Friday, October 22, 2021

The Tennessee RiverLine on Friday designated Chattanooga as a Tennessee RiverTown, joining 20 other communities as part of a partnership that expands economic development, entrepreneurship opportunities, quality of life amenities, and equitable access to river experiences for residents.

The project, which is sustained by principal partners University of Tennessee and the Tennessee Valley Authority, is designed to create a continuous system of trail experiences, including paddling, hiking and biking, along the 652-mile Tennessee River from Knoxville to Paducah, Ky.

Since its inception in 2016, partner cities have benefitted from the project in a number of ways:

Trail amenities designed by university students

Shared research and best practices

Access to outreach programs and grants

Access to additional funding, research and partnership opportunities through TVA and UT.

“Chattanooga’s outdoor resources — from its mountains and forests to its rivers and lakes — are its greatest competitive advantage, and partnerships like the Tennessee RiverLine are a critical way to capitalize on these resources by leveraging expertise, funding and research from outside our borders to build a stronger community,” said Chattanooga Mayor Tim Kelly. “I expect that Chattanooga will not only benefit from these partnerships, but will also be a major contributor to the other cities in our cohort as we share our own best practices.”

The Tennessee RiverLine and external funders have so far invested more than $1 million into communities involved in the project, and in 2021 TVA provided an investment of $1.2 million to ensure the longevity of the initiative. 

Akosua Cook, parks planner for the city of Chattanooga, was instrumental in securing Chattanooga’s selection to the RiverTowns cohort. Criteria for selection included a demonstrated understanding of the Tennessee RiverLine vision and its guiding principles, as well local partnerships necessary to sustain an applicant’s participation in the program. 

“It’s hard not to think of Chattanooga without recognizing the fact that it is a river town, a scenic city shaped by the Tennessee River that flows through it, weaving the fabric that makes us a premier destination for outdoor recreation nationwide,” Ms.
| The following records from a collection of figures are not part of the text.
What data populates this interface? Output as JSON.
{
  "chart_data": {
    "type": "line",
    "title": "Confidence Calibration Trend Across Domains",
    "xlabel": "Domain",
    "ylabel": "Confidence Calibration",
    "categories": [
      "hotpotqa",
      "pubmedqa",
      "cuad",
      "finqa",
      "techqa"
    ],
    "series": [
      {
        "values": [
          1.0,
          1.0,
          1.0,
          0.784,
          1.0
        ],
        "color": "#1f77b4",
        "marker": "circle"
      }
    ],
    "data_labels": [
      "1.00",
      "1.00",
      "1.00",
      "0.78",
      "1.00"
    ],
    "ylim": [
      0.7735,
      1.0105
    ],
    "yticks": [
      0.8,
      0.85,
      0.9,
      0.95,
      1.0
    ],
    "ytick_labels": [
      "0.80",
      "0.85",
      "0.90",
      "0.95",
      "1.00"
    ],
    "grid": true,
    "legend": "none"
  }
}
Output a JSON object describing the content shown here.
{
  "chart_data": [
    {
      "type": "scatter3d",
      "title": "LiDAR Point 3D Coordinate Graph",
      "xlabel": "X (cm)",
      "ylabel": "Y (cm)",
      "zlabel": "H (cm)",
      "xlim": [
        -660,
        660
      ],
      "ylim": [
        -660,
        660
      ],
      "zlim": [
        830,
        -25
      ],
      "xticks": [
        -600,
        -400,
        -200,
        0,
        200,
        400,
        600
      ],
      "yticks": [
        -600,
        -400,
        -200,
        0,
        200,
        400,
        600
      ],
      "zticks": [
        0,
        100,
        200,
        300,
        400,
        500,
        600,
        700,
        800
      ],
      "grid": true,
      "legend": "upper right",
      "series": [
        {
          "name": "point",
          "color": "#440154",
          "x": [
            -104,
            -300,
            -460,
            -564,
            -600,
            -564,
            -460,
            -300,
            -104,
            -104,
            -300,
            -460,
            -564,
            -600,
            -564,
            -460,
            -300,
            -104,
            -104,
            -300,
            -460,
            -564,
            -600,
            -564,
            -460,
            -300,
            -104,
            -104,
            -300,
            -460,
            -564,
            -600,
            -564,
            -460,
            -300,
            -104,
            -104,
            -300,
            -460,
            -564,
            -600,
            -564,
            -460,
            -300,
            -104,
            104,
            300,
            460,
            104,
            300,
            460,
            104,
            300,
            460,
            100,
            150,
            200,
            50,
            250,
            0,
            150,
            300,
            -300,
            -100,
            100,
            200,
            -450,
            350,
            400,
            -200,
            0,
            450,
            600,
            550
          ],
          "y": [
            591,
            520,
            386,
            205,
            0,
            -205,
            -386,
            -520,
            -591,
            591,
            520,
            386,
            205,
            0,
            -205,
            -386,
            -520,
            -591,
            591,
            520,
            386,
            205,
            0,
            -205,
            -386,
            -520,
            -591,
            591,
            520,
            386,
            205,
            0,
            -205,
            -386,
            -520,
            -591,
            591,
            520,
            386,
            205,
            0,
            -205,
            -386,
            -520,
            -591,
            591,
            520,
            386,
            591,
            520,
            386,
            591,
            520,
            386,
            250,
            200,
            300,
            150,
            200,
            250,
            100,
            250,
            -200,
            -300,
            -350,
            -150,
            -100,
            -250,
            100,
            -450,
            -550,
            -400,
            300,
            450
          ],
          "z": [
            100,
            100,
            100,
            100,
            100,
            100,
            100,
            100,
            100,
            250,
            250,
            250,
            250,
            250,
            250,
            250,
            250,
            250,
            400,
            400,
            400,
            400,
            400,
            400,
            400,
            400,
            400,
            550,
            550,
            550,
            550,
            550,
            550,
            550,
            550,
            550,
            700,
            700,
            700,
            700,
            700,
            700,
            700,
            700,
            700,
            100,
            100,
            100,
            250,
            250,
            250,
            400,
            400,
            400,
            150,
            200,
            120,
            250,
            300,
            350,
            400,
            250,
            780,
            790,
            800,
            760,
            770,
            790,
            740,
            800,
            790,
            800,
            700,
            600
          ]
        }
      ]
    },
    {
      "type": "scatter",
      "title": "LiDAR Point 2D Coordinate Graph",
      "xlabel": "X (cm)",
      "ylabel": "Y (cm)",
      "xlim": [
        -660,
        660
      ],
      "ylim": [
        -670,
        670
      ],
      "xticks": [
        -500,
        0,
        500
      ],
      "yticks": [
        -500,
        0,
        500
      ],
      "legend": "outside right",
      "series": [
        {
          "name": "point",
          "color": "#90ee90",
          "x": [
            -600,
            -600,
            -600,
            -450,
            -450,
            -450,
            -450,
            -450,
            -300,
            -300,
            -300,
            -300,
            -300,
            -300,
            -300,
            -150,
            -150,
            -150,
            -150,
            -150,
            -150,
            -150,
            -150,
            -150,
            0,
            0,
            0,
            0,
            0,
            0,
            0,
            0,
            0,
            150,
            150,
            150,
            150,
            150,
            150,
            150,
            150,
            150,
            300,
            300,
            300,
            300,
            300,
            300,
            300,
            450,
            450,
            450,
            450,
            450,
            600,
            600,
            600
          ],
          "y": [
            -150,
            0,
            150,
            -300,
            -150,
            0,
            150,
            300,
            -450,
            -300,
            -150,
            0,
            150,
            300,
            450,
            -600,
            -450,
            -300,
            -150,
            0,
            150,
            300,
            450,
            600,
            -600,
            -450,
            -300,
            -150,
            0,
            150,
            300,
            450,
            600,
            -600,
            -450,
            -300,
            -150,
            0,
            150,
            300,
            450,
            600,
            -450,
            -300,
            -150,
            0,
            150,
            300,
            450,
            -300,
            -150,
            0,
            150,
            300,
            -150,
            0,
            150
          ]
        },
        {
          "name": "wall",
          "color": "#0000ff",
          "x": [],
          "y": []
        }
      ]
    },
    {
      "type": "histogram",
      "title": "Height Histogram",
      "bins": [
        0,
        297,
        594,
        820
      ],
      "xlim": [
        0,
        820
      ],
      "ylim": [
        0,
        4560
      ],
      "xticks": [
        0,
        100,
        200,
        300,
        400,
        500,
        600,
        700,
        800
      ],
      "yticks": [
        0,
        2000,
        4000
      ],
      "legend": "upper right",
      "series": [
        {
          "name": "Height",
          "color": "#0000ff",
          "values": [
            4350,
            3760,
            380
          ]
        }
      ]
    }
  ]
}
Cook said.

The Tennessee River system in which Chattanooga is located includes about 11,000 miles of shoreline, 650,000 surface acres of reservoir water and 293,000 acres of reservoir lands.

“This is the first step in a process that will benefit Chattanoogans for generations to come, and will safeguard access to our city’s outdoor resources for all residents,” said Erik Schmidt, director of sustainability for the city of Chattanooga. “Most importantly, this program allows partner cities to not only highlight and attract visitors to the unique resources in their backyard, but to showcase the importance of preserving one of the most biodiverse river systems in the world.”

The RiverLine program originated with UT’s School of Landscape Architecture, and today is led by full-time staff. The Tennessee Aquarium is also part of the program.